T&T, Grenada ministers meet on maritime issues

(Trinidad Express) Energy Minister Kevin Ramnarine and his Grenadian counterpart, Nazim Burke, have met and discussed maritime boundary issues between Trinidad and Tobago and Grenada.

They agreed on Monday there was no conflict between the two countries with regard to offshore energy blocks.

Both ministers spoke on Monday following a report in the Sunday Express which pointed to a possible conflict, highlighted by technocrats in Trinidad’s Ministry of Energy, about border issues as they related to two deep water blocks.

T&T’s equidistant line (the middle line between the two countries) starts from Tobago and is greater than Grenada’s portion of the sea.

The boundary was agreed upon in 2008 by former prime minister Patrick Manning and Grenadian Prime Minister Tillman Thomas.

On Sunday, Ramnarine had said there was no potential conflict with Blocks 28 and 29 recently put up for bid and that the blocks were closer to the Barbados maritime boundary which both T&T and Barbados agreed to.

Despite this, his ministry had previously set up a team to review the boundary issue with the Grenadian Government.

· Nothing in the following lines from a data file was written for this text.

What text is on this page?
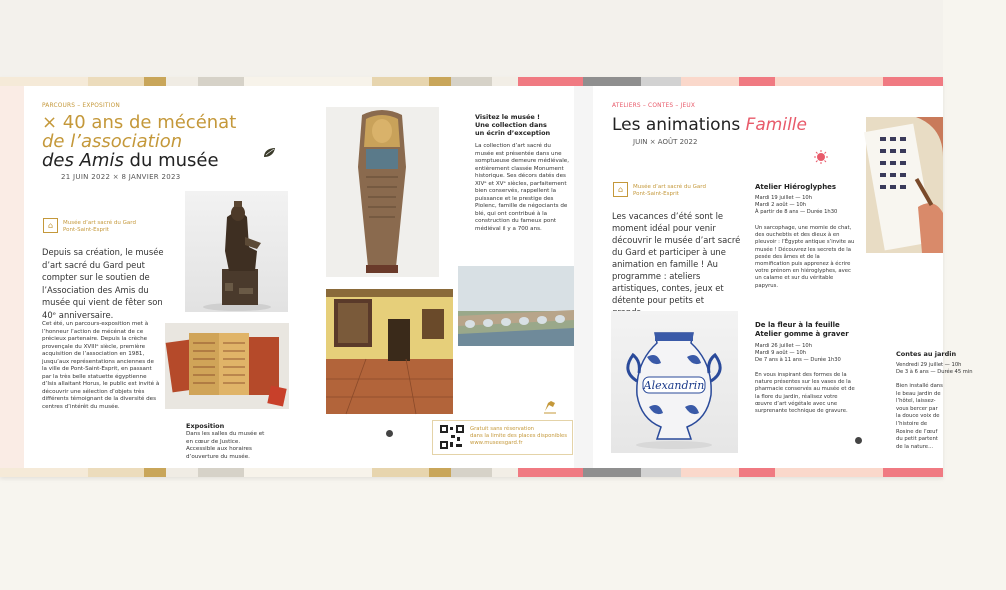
PARCOURS – EXPOSITION
× 40 ans de mécénat
de l’association
des Amis du musée
21 JUIN 2022 × 8 JANVIER 2023
⌂	Musée d’art sacré du Gard
Pont-Saint-Esprit
Depuis sa création, le musée d’art sacré du Gard peut compter sur le soutien de l’Association des Amis du musée qui vient de fêter son 40ᵉ anniversaire.
Cet été, un parcours-exposition met à l’honneur l’action de mécénat de ce précieux partenaire. Depuis la crèche provençale du XVIIIᵉ siècle, première acquisition de l’association en 1981, jusqu’aux représentations anciennes de la ville de Pont-Saint-Esprit, en passant par la très belle statuette égyptienne d’Isis allaitant Horus, le public est invité à découvrir une sélection d’objets très différents témoignant de la diversité des centres d’intérêt du musée.
Exposition
Dans les salles du musée et en cœur de Justice. Accessible aux horaires d’ouverture du musée.
Visitez le musée ! Une collection dans un écrin d’exception
La collection d’art sacré du musée est présentée dans une somptueuse demeure médiévale, entièrement classée Monument historique. Ses décors datés des XIVᵉ et XVᵉ siècles, parfaitement bien conservés, rappellent la puissance et le prestige des Piolenc, famille de négociants de blé, qui ont contribué à la construction du fameux pont médiéval il y a 700 ans.
Gratuit sans réservation
dans la limite des places disponibles
www.museesgard.fr
ATELIERS – CONTES – JEUX
Les animations Famille
JUIN × AOÛT 2022
⌂	Musée d’art sacré du Gard
Pont-Saint-Esprit
Les vacances d’été sont le moment idéal pour venir découvrir le musée d’art sacré du Gard et participer à une animation en famille ! Au programme : ateliers artistiques, contes, jeux et détente pour petits et
Alexandrin
Atelier Hiéroglyphes
Mardi 19 juillet — 10h
Mardi 2 août — 10h
À partir de 8 ans — Durée 1h30
Un sarcophage, une momie de chat, des ouchebtis et des dieux à en pleuvoir : l’Égypte antique s’invite au musée ! Découvrez les secrets de la pesée des âmes et de la momification puis apprenez à écrire votre prénom en hiéroglyphes, avec un calame et sur du véritable papyrus.
De la fleur à la feuille Atelier gomme à graver
Mardi 26 juillet — 10h
Mardi 9 août — 10h
De 7 ans à 11 ans — Durée 1h30
En vous inspirant des formes de la nature présentes sur les vases de la pharmacie conservés au musée et de la flore du jardin, réalisez votre œuvre d’art végétale avec une surprenante technique de gravure.
Contes au jardin
Vendredi 29 juillet — 10h
De 3 à 6 ans — Durée 45 min
Bien installé dans le beau jardin de l’hôtel, laissez-vous bercer par la douce voix de l’histoire de Rosine de l’œuf du petit partent de la nature...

This was confirmed by Grenadian Prime Minister Thomas when the Express contacted him last Sunday.

For his part, Burke told the Express that Ramnarine had already spoken on the issue and he was guided by Ramnarine’s statements.

He declined to discuss the details further with the Express.

“We have since been in communication with Kevin Ramnarine, Minister of Energy of Trinidad and Tobago and have reviewed the press release from the Ministry of Energy of Trinidad and Tobago in response to the article,” the Grenadian government said in its own statement. Last Monday, T&T launched its deep water bid round and put up two offshore acreage blocks-TTDAA 28 and TTDAA 29.

The Sunday Express reported concerns raised by technocrats in the Ministry of Energy that there were unresolved issues with the maritime agreement.

Not only were they concerned about the two blocks up for bid but they were worried about the implications of this country’s continental shelf as it relates to Guyana and Venezuela.